We welcome applications from students with a very strong track record and a degree in Mathematics, Statistics, Engineering, Physics or related discipline. The project will involve the development of Statistical Methodology and a significant amount of Computing, so experience in scientific computation is highly desirable. The project will also involve theoretical investigations so good grasp of concepts from Analysis and Probability will be very useful.

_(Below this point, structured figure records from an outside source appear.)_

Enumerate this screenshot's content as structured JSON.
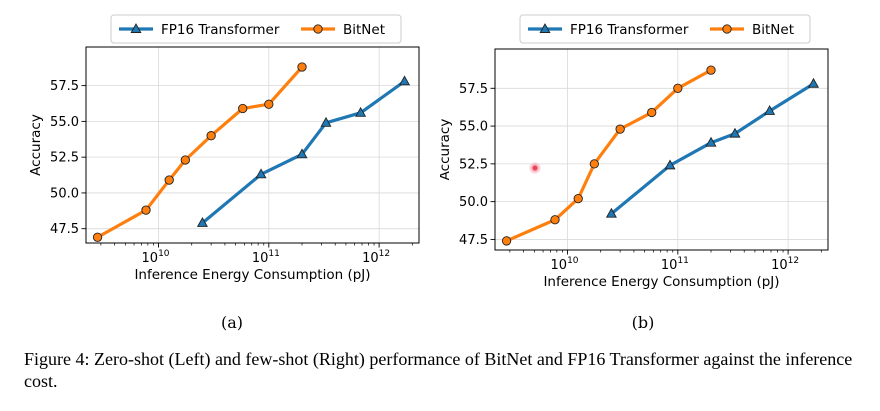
{
  "chart_data": [
    {
      "type": "line",
      "xscale": "log",
      "xlabel": "Inference Energy Consumption (pJ)",
      "ylabel": "Accuracy",
      "xlim": [
        2200000000.0,
        2300000000000.0
      ],
      "ylim": [
        46.5,
        60.2
      ],
      "x_ticks": [
        {
          "value": 10000000000.0,
          "base": "10",
          "exp": "10"
        },
        {
          "value": 100000000000.0,
          "base": "10",
          "exp": "11"
        },
        {
          "value": 1000000000000.0,
          "base": "10",
          "exp": "12"
        }
      ],
      "y_ticks": [
        {
          "value": 47.5,
          "label": "47.5"
        },
        {
          "value": 50.0,
          "label": "50.0"
        },
        {
          "value": 52.5,
          "label": "52.5"
        },
        {
          "value": 55.0,
          "label": "55.0"
        },
        {
          "value": 57.5,
          "label": "57.5"
        }
      ],
      "grid": true,
      "legend_position": "top",
      "series": [
        {
          "name": "FP16 Transformer",
          "color": "#1f77b4",
          "marker": "triangle",
          "x": [
            25000000000.0,
            85000000000.0,
            200000000000.0,
            330000000000.0,
            680000000000.0,
            1700000000000.0
          ],
          "y": [
            47.9,
            51.3,
            52.7,
            54.9,
            55.6,
            57.8
          ]
        },
        {
          "name": "BitNet",
          "color": "#ff7f0e",
          "marker": "circle",
          "x": [
            2800000000.0,
            7700000000.0,
            12500000000.0,
            17500000000.0,
            30000000000.0,
            58000000000.0,
            100000000000.0,
            200000000000.0
          ],
          "y": [
            46.9,
            48.8,
            50.9,
            52.3,
            54.0,
            55.9,
            56.2,
            58.8
          ]
        }
      ]
    },
    {
      "type": "line",
      "xscale": "log",
      "xlabel": "Inference Energy Consumption (pJ)",
      "ylabel": "Accuracy",
      "xlim": [
        2200000000.0,
        2300000000000.0
      ],
      "ylim": [
        46.8,
        60.1
      ],
      "x_ticks": [
        {
          "value": 10000000000.0,
          "base": "10",
          "exp": "10"
        },
        {
          "value": 100000000000.0,
          "base": "10",
          "exp": "11"
        },
        {
          "value": 1000000000000.0,
          "base": "10",
          "exp": "12"
        }
      ],
      "y_ticks": [
        {
          "value": 47.5,
          "label": "47.5"
        },
        {
          "value": 50.0,
          "label": "50.0"
        },
        {
          "value": 52.5,
          "label": "52.5"
        },
        {
          "value": 55.0,
          "label": "55.0"
        },
        {
          "value": 57.5,
          "label": "57.5"
        }
      ],
      "grid": true,
      "legend_position": "top",
      "series": [
        {
          "name": "FP16 Transformer",
          "color": "#1f77b4",
          "marker": "triangle",
          "x": [
            25000000000.0,
            85000000000.0,
            200000000000.0,
            330000000000.0,
            680000000000.0,
            1700000000000.0
          ],
          "y": [
            49.2,
            52.4,
            53.9,
            54.5,
            56.0,
            57.8
          ]
        },
        {
          "name": "BitNet",
          "color": "#ff7f0e",
          "marker": "circle",
          "x": [
            2800000000.0,
            7700000000.0,
            12500000000.0,
            17500000000.0,
            30000000000.0,
            58000000000.0,
            100000000000.0,
            200000000000.0
          ],
          "y": [
            47.4,
            48.8,
            50.2,
            52.5,
            54.8,
            55.9,
            57.5,
            58.7
          ]
        }
      ]
    }
  ],
  "subfigures": [
    "(a)",
    "(b)"
  ],
  "caption": "Figure 4: Zero-shot (Left) and few-shot (Right) performance of BitNet and FP16 Transformer against the inference cost."
}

The student will be part of the MPECDT programme, which is joint between the Universities of Reading and Imperial College London. This programme comprises an MRes in the first year followed by a PhD for three years. The student will be based primarily at Imperial College London but will also spend some time at the National Physical Laboratory (located in Teddington, South West London), as well as participating in MPECDT events at the University of Reading.
How to apply:
Applications should be lodged via the MPECDT applications procedure, indicating that the candidate wishes to be considered for the NPL joint project. The deadline for applications is 31 January 2017, and interviews will be held on 22 February.
Project Description:
Background:
Air pollution in cities is a major health problem. Regulations require that air quality is monitored and large scale sensor networks are being used to provide point measurements of pollutants. New data analytics is required to convert these point measurements to aggregate measures of air quality that enable cities to monitor air quality and assess the effectiveness of interventions.
Project:
This project will develop methodology for performing improved statistical inference on environmental modelling applications. These applications require the use of a large number of sensors that collect data frequently and are distributed over a large region in space. This motivates the use of space time varying stochastic dynamical models to model environmental quantities such as air quality, pollution level and temperature. Naturally one is interested in fitting these models to real data collected in practice. In addition, one is also interested on improving on the statistical inference using appropriate temporally-resolved observations, optimal spatial sensor placement or automatic calibration of sensor biases. From a statistical perspective, these problems can be formulated using a Bayesian framework that combine posterior inference with optimal design. Performing Bayesian inference or optimal design for these models is analytically intractable so one needs to rely on simulation-based numerical methods. We will be looking at computational methods that are principled but intensive and, given the additional challenge related to the high dimensionality of the models and data, exploit the structure of the underlying statistical model at hand to design effective algorithms that can be used in practice. This means that popular methods such as Sequential Monte Carlo (SMC) or Markov Chain Monte Carlo (MCMC) need to be carefully extended to accommodate the particular models in the application.